Reynolds, Lorillard and London-based BAT have been in talks since last fall to reach an agreement that would satisfy all three parties, people familiar with the matter have said. They made a tentative deadline of July to reach a deal because of a standstill agreement by BAT not to raise its stake in Reynolds without the approval of Reynolds's board until this month. BAT's agreement keeping it from increasing its stake in Reynolds dates back to the merger of R.J. Reynolds Tobacco Holdings Inc. with Brown & Williamson Tobacco.
REGULATORS TO TAKE HARD LOOK
The Federal Trade Commission is likely to take a hard look at the latest proposed transaction, said David Balto, a Washington attorney and former policy director for the FTC who litigated BAT's merger with Reynolds in 2004.
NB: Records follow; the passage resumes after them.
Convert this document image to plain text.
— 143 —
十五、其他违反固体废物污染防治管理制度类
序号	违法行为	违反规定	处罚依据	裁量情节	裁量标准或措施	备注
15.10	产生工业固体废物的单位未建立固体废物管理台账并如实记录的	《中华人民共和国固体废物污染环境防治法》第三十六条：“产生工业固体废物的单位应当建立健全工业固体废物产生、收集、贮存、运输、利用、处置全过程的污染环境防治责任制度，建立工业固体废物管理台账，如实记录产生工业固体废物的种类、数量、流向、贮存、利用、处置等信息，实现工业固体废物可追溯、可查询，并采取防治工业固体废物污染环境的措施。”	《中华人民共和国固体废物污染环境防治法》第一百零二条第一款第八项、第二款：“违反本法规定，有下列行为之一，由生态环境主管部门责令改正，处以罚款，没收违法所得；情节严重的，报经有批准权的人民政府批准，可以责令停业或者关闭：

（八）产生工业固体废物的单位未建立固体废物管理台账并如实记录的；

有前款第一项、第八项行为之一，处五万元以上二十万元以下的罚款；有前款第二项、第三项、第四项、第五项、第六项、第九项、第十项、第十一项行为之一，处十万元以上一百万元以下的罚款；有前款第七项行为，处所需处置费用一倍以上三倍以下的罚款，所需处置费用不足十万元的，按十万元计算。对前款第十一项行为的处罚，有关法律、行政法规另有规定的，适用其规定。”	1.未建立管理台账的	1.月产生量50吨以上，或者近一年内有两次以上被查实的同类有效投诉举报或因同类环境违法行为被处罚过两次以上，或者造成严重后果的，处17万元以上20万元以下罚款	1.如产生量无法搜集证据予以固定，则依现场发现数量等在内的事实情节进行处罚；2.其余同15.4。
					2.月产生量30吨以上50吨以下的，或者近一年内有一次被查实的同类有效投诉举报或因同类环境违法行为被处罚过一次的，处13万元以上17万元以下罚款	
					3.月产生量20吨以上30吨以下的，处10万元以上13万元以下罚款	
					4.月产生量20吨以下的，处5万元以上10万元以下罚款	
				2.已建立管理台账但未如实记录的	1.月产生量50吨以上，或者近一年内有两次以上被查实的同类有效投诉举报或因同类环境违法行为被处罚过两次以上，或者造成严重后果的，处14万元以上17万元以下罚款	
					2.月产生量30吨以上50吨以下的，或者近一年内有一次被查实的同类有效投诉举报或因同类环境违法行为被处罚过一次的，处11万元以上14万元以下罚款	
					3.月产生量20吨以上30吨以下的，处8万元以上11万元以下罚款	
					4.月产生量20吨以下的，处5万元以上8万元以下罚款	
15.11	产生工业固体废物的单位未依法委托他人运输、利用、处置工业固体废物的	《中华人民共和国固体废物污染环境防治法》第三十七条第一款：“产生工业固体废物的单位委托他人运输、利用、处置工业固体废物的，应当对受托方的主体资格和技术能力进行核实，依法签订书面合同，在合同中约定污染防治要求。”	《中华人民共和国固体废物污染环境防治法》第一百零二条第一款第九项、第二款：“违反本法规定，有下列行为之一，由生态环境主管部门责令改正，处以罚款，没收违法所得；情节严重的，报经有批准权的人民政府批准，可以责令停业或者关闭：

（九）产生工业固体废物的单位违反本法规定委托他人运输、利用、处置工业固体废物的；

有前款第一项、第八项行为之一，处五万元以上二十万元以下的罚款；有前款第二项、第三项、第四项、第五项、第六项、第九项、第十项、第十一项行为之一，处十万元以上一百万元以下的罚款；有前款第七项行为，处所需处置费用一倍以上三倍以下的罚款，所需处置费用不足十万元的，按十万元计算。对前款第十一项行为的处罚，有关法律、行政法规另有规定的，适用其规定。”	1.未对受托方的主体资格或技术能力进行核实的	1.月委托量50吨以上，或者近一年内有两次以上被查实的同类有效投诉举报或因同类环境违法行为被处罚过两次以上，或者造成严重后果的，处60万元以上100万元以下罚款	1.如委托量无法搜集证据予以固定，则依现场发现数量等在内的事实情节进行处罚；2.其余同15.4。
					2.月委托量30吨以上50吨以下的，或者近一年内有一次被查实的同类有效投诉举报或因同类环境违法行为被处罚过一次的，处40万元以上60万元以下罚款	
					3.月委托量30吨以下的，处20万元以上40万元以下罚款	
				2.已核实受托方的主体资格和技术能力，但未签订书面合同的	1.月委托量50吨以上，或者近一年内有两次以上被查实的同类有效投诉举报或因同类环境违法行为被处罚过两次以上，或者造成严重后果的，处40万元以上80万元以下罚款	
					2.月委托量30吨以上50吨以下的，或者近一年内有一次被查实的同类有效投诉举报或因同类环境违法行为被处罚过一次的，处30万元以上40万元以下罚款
The FTC allowed that deal to go through because Brown & Williamson was losing market share and Lorillard was still around as a viable competitor, according to a brief released by the FTC. The market is more consolidated now, and this deal will face serious scrutiny, Balto said.
"The FTC will be very concerned about competition in this market," he said in a phone interview. "The FTC will want to make sure some level of competition is restored." There is a chance that just selling off the minor brands to Imperial won't be enough, he said.
"There is a difference between these brands being in the hands of a powerful company like Lorillard and being owned by an upstart like Imperial," Balto said.